И вышло всем на удивление. Стали они жить с самого первого дня в великом и нелицемерном согласии, опасно соблюдая свое супружество, и как единая душа в двух телесах. Зачала она в ту же зиму, и стали они посещать храмы божии и трепетать гнева господня. Были в трех монастырях и внимали пророчествам. Он же соорудил обещанный храм и выстроил в городе больницу и богадельню. Отделил капитал на вдов и сирот. И воспомнил всех, кого обидел, и возжелал возвратить; деньги же стал выдавать безмерно, так что уже супруга и архимандрит придержали за руки, ибо «довольно, говорят, и сего». Послушался Максим Иванович: «Я, говорит, в тот раз Фому обсчитал». Ну, Фоме отдали. А Фома так даже заплакал: «Я, говорит, я и так… Многим и без того довольны и вечно обязаны богу молить». Всех, стало быть, проникло оно, и, значит, правду говорят, что хорошим примером будет жив человек. А народ там добрый.

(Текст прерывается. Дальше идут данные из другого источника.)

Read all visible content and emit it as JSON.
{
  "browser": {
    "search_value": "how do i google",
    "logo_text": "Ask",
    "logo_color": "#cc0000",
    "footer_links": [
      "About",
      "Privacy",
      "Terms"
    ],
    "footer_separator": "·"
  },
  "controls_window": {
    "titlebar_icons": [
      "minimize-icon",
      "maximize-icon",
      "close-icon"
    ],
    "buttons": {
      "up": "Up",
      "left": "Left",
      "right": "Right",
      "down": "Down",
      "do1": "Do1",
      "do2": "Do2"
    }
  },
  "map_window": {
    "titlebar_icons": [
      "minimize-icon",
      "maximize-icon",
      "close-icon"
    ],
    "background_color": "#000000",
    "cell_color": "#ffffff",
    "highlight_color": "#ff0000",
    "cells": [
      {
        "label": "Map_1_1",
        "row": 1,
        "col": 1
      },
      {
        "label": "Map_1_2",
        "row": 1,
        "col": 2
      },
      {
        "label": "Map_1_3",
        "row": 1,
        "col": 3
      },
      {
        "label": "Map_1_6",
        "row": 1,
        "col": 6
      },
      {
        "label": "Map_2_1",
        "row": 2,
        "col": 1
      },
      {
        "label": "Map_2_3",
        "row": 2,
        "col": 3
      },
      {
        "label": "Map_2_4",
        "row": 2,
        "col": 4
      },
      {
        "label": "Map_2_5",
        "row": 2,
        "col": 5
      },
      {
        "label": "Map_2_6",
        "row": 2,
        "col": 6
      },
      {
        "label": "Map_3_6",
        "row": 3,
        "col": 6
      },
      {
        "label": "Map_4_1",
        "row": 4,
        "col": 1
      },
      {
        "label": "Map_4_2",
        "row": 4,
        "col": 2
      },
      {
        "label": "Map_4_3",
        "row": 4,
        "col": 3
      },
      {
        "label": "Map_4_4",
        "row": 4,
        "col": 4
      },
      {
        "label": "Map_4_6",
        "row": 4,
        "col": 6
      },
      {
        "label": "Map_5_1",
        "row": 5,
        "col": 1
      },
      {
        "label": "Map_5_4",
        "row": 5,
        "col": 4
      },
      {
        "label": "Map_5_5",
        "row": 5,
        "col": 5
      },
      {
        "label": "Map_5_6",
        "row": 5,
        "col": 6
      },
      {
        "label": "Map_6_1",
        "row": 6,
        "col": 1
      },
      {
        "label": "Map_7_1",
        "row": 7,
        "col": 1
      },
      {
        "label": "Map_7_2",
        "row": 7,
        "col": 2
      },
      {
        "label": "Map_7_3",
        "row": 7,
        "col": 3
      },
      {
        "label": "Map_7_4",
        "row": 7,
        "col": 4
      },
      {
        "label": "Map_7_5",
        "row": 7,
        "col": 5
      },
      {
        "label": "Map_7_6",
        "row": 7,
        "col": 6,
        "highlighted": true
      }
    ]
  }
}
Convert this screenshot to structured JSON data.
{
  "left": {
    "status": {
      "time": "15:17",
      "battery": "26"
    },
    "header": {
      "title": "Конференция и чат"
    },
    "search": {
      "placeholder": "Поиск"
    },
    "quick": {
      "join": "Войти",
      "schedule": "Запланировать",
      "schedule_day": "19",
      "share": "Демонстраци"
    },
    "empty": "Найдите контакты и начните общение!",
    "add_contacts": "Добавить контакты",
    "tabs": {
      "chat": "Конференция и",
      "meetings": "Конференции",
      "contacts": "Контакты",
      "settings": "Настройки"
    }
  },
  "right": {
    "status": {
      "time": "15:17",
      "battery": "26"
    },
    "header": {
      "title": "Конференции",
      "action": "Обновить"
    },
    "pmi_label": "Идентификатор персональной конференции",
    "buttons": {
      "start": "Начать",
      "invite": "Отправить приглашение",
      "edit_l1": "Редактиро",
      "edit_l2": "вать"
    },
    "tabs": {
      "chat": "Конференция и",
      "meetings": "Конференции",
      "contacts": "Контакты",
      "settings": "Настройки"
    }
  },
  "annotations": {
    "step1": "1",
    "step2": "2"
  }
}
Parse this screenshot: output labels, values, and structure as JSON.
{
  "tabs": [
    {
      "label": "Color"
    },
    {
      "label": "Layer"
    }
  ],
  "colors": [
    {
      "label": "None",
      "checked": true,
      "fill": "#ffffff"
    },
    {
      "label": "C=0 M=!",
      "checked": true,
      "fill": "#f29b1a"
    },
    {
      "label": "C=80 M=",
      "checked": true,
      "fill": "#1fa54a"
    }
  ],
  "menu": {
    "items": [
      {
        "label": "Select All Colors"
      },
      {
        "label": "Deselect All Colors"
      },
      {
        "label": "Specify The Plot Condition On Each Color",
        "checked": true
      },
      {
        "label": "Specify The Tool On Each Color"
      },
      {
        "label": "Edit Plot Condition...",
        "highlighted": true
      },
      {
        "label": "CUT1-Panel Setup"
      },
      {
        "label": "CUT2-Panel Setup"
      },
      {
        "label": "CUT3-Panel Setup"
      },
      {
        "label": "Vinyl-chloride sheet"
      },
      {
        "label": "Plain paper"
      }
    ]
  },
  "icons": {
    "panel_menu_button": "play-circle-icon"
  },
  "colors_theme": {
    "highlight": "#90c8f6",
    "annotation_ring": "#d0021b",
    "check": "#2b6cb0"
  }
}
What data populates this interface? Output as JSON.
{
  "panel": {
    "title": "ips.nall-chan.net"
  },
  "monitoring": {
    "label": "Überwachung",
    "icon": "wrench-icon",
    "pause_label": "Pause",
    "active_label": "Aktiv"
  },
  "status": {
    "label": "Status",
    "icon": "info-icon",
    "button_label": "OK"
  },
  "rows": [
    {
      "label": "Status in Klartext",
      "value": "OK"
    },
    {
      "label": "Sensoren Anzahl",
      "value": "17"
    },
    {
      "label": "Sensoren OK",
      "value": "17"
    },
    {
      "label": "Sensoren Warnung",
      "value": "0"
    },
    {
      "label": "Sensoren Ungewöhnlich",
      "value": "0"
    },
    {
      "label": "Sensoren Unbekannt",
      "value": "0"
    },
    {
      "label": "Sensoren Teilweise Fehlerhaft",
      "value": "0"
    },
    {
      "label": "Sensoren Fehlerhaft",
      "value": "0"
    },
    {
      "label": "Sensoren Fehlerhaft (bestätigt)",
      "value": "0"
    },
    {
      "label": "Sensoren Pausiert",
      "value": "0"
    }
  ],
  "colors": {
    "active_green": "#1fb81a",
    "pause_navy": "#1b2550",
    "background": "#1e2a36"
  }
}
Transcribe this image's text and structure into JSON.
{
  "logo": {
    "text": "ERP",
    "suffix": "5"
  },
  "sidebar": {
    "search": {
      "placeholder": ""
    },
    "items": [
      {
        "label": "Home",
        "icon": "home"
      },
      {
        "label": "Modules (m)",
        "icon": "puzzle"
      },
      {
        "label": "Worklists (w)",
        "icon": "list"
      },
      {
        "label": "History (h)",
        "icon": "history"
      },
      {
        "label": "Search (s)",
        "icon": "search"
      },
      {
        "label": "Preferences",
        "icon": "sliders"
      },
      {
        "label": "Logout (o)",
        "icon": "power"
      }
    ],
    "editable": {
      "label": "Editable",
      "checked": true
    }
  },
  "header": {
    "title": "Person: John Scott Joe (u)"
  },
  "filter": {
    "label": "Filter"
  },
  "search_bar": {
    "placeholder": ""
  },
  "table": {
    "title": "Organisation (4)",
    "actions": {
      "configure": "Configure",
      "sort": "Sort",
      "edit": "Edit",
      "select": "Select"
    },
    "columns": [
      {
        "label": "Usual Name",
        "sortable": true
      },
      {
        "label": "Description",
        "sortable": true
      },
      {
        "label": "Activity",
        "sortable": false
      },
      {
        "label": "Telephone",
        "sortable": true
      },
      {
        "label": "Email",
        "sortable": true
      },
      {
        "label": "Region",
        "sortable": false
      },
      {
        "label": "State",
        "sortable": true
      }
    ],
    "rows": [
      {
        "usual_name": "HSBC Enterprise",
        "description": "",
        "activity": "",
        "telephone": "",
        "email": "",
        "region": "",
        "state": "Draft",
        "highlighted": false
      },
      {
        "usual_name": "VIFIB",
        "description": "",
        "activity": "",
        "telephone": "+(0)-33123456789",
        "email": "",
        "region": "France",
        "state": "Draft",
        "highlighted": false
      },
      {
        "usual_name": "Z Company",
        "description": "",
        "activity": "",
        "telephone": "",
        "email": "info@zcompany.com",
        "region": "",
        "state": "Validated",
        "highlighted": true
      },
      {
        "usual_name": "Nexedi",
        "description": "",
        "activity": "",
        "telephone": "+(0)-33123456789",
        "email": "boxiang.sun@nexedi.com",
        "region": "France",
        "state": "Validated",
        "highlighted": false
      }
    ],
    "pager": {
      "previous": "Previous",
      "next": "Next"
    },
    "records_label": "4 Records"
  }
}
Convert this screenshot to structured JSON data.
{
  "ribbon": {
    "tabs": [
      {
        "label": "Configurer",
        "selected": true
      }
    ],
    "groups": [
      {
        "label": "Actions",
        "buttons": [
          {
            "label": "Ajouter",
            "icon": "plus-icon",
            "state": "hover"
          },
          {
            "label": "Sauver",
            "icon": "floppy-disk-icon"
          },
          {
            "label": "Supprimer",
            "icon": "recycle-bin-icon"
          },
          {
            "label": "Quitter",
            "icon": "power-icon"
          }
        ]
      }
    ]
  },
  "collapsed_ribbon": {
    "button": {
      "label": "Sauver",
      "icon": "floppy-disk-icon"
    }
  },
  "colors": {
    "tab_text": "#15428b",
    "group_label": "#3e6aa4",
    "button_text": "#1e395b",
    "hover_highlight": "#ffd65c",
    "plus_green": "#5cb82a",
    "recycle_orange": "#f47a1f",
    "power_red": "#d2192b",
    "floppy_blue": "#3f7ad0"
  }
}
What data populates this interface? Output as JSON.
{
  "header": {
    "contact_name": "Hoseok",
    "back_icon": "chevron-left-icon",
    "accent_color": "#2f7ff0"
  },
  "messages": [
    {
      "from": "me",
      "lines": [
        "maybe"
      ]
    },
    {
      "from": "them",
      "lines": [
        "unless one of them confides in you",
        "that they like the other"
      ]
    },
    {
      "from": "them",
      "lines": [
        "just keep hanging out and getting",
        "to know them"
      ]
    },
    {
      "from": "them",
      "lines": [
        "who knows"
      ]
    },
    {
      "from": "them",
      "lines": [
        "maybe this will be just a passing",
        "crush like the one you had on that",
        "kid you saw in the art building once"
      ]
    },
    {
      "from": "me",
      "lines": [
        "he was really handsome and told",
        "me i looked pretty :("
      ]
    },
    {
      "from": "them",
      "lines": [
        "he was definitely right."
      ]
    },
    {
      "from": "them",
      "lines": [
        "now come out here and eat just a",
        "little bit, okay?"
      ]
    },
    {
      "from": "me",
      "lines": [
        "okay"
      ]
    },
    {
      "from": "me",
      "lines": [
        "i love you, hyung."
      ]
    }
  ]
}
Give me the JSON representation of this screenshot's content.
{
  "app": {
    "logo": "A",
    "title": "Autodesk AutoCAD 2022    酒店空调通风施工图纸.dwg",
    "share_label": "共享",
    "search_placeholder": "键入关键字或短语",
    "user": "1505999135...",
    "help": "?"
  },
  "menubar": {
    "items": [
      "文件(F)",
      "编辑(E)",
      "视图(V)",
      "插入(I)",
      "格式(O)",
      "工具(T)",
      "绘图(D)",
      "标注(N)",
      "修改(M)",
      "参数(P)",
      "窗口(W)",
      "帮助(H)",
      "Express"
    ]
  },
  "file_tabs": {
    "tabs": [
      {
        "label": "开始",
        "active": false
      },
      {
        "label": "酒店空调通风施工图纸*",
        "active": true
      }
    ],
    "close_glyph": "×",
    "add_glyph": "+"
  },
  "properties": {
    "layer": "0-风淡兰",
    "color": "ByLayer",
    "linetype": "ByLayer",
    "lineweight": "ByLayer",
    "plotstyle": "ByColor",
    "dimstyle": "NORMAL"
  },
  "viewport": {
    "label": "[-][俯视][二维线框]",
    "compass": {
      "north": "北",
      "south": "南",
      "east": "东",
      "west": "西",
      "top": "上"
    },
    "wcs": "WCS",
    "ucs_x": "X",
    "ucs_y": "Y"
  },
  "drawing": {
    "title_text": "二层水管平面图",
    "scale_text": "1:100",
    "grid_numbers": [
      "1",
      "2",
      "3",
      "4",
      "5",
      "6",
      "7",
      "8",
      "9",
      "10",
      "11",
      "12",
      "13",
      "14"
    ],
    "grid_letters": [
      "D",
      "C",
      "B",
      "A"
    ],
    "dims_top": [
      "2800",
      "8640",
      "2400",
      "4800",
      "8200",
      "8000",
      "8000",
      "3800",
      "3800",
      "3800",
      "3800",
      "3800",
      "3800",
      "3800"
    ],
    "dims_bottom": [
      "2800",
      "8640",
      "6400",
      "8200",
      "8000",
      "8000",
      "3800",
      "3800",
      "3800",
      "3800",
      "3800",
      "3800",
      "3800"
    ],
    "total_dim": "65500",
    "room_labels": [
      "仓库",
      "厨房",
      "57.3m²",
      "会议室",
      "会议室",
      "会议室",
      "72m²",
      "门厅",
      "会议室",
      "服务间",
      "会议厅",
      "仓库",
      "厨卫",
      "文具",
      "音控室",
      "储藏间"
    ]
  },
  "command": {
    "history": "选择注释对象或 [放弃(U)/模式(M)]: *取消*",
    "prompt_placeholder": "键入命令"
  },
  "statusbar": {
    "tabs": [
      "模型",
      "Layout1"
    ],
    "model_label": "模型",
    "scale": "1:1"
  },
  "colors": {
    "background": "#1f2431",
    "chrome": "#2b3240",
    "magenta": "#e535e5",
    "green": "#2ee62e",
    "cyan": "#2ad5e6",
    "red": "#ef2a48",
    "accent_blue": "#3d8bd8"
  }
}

Фабрикой сама супруга стала орудовать, и так, что и теперь вспоминают. Пить не перестал, но стала она его в эти самые дни соблюдать, а потом и лечить. Речь его стала степенная, и даже самый глас изменился. Стал жалостлив беспримерно, даже к скотам: увидал из окна, как мужик стегал лошадь по голове безобразно, и тотчас выслал и купил у него лошадь за вдвое цены. И получил дар слезный: кто бы с ним ни заговорил, так и зальется слезами. Когда же приспело время ее, внял наконец господь их молитвам и послал им сына, и стал Максим Иванович, еще в первый раз с тех пор, светел; много милостыни роздал, много долгов простил, на крестины созвал весь город. Созвал он это город, а на другой день, как ночь, вышел. Видит супруга, что с ним нечто сталось, и поднесла к нему новорожденного: «Простил, говорит, нас отрок, внял слезам и молитвам за него нашим». А о сем предмете, надо так сказать, они во весь год ни разу не сказали слова, а лишь оба про себя содержали. И поглядел на нее Максим Иванович мрачно, как ночь: «Подожди, говорит: он, почитай, весь год не приходил, а в сию ночь опять приснился». «Тут-то в первый раз проник и в мое сердце ужас, после сих странных слов», — припоминала потом.